Members of Congress have expressed concern over the safety problems, and pressure is mounting on the Food and Drug Administration to strengthen its safety examination of drugs. Analysts predicted that will lead to lengthier, more expensive testing of new drugs.

Add to that the pharmaceutical companies' other problems — including a dwindling pipe-

line of new drugs in development and a number of older drugs losing patent protection — and the industry's growth prospects appear dim, analysts said.

"I think it's a tough outlook for them going forward," said David Moskowitz, managing director of health care research at Friedman, Billings, Ramsey Group Inc.

Gone are the days of 13 percent and 14 percent annual revenue growth that drug companies enjoyed in the 1990s.
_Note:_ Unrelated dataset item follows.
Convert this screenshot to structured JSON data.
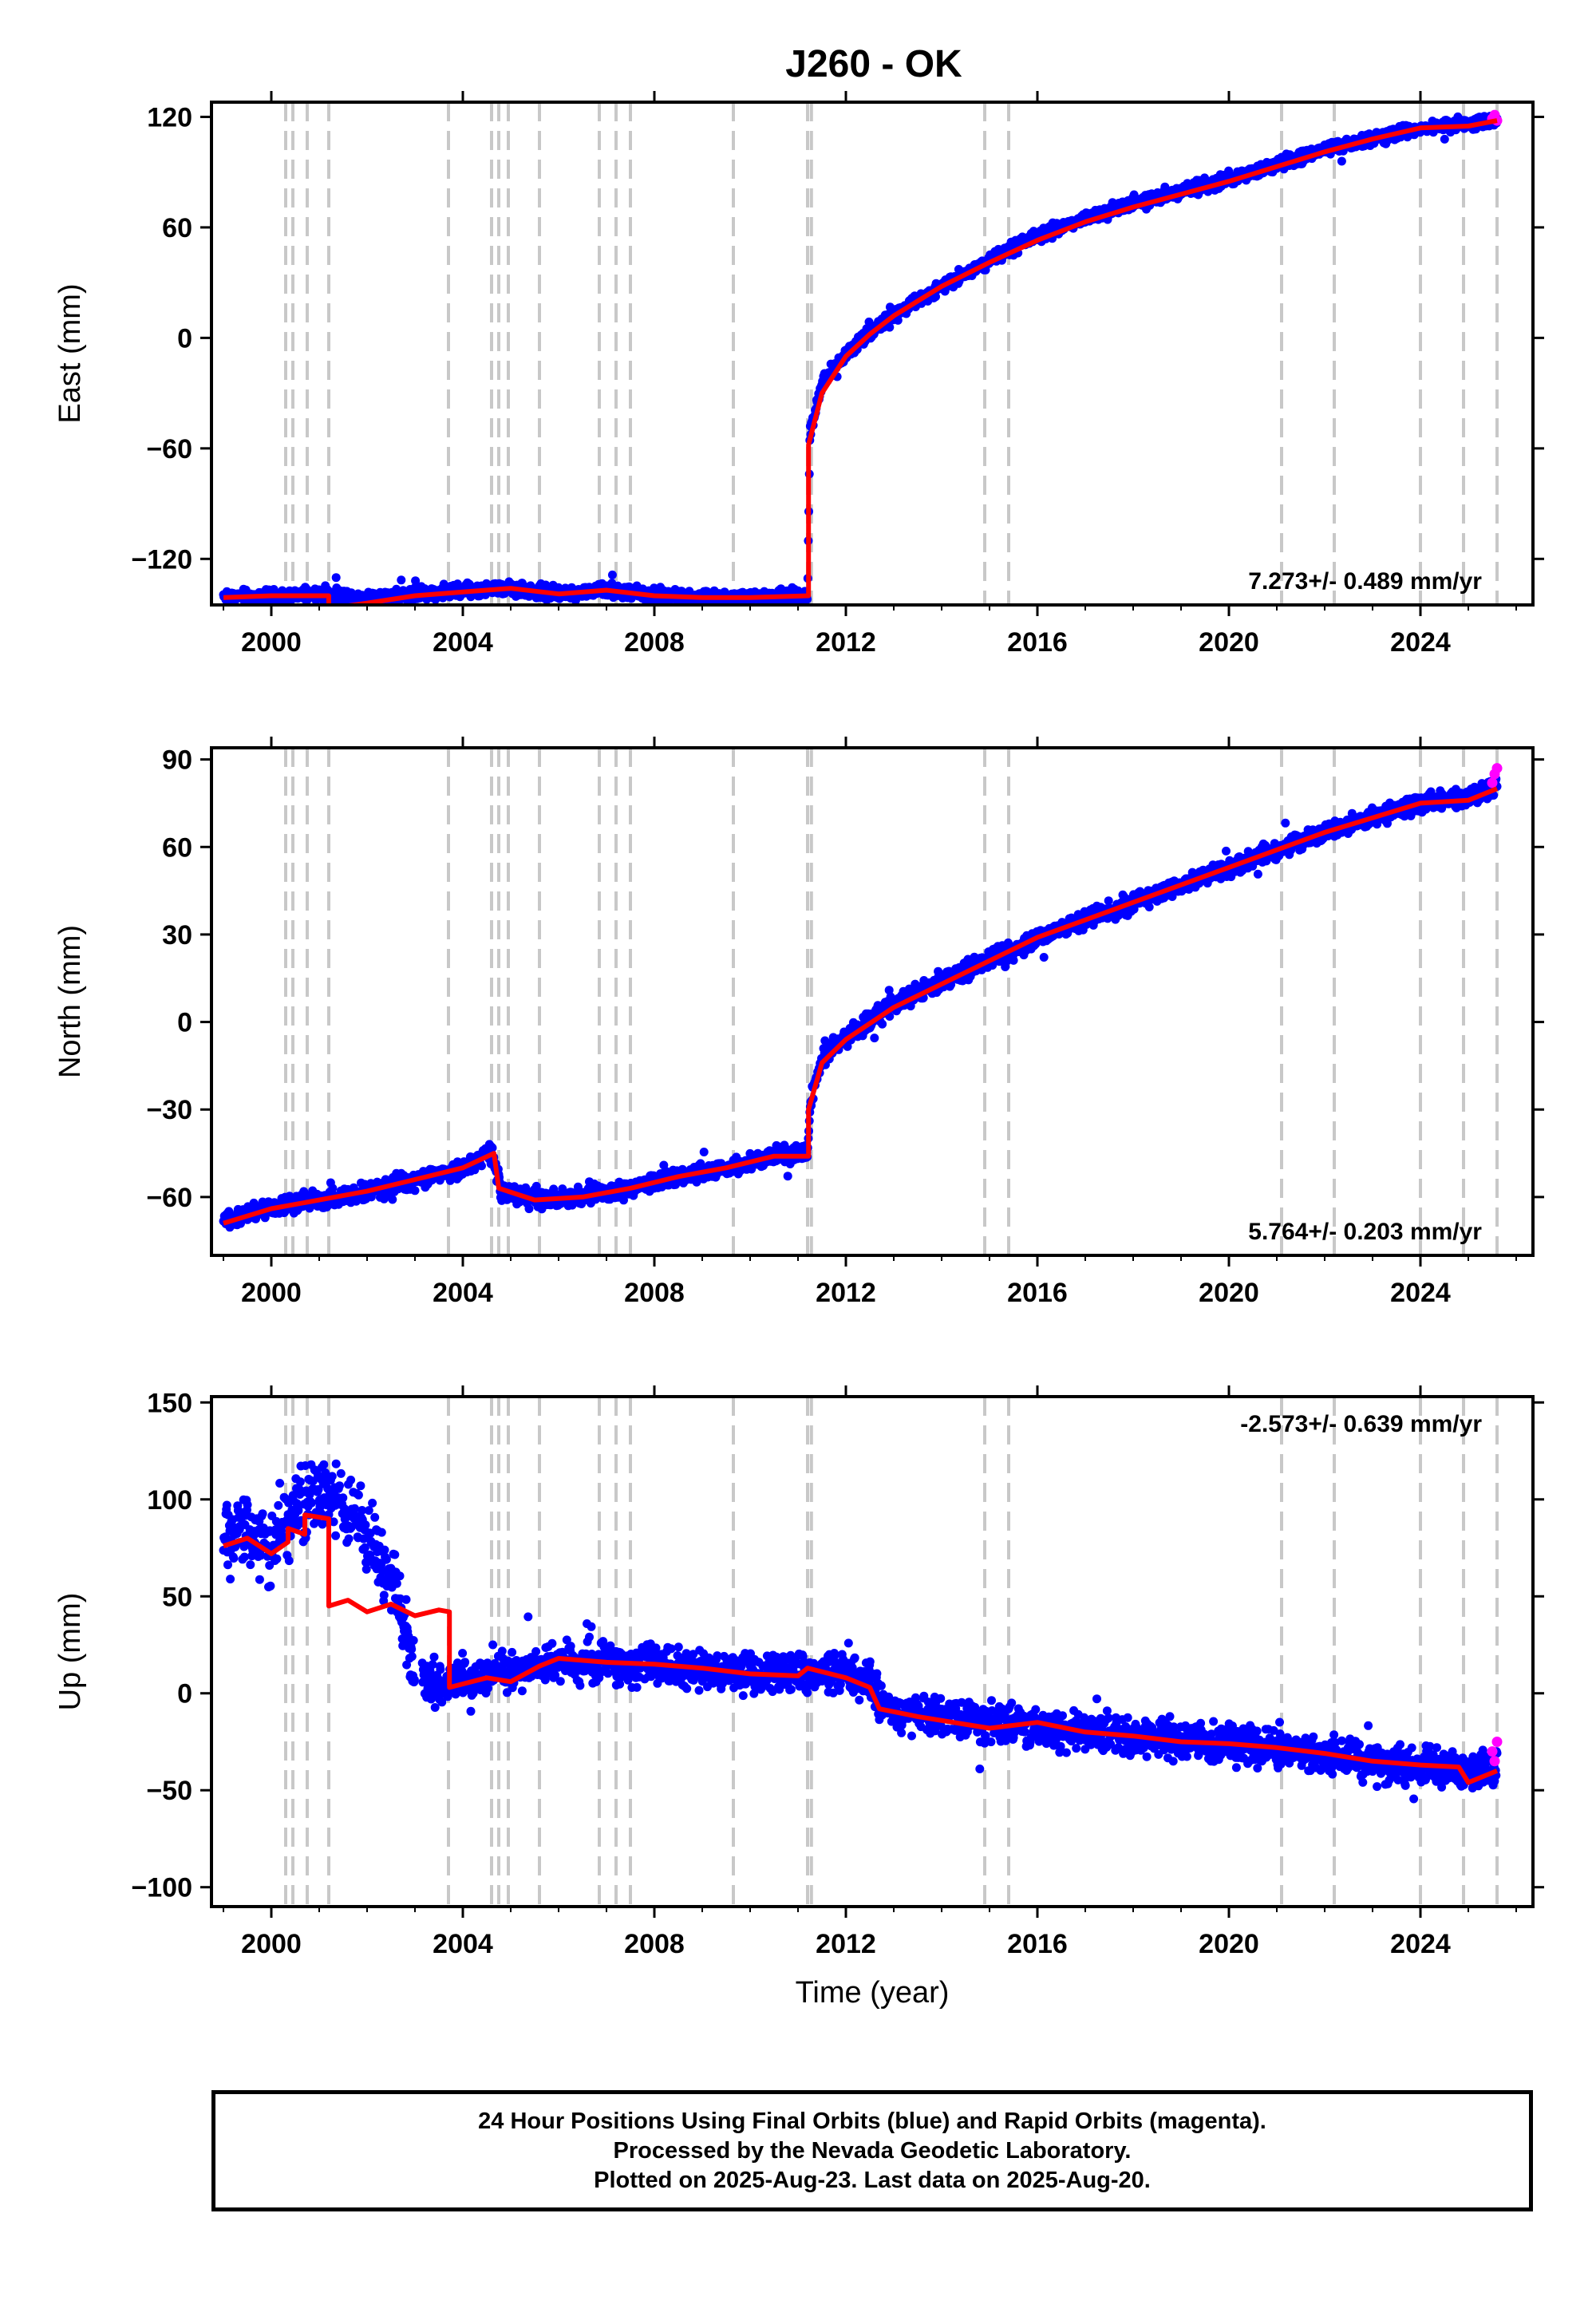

Revenue growth has fallen to 9 percent or 10 percent in recent years and is likely to fall further, to 7 percent or 8 percent annually, according to Saftlas of Standard & Poor's.

"The growth engines have all slowed," Saftlas said.

Instead of investing heavily in "me too" drugs that barely differ from existing products and marketing them with expensive TV commercials, Moskowitz said drug companies will be under pressure to develop drugs for unmet medical needs.

However, that approach won't mean big profits, Moskowitz said, unless the companies develop a variety of successful new medicines, not just one or two.

But Findlay thinks consumer caution over lifestyle drugs will subside after a time.

"We've come to rely on many of our medicines because we are less willing to change our lifestyles in ways that would lower our risks to some diseases."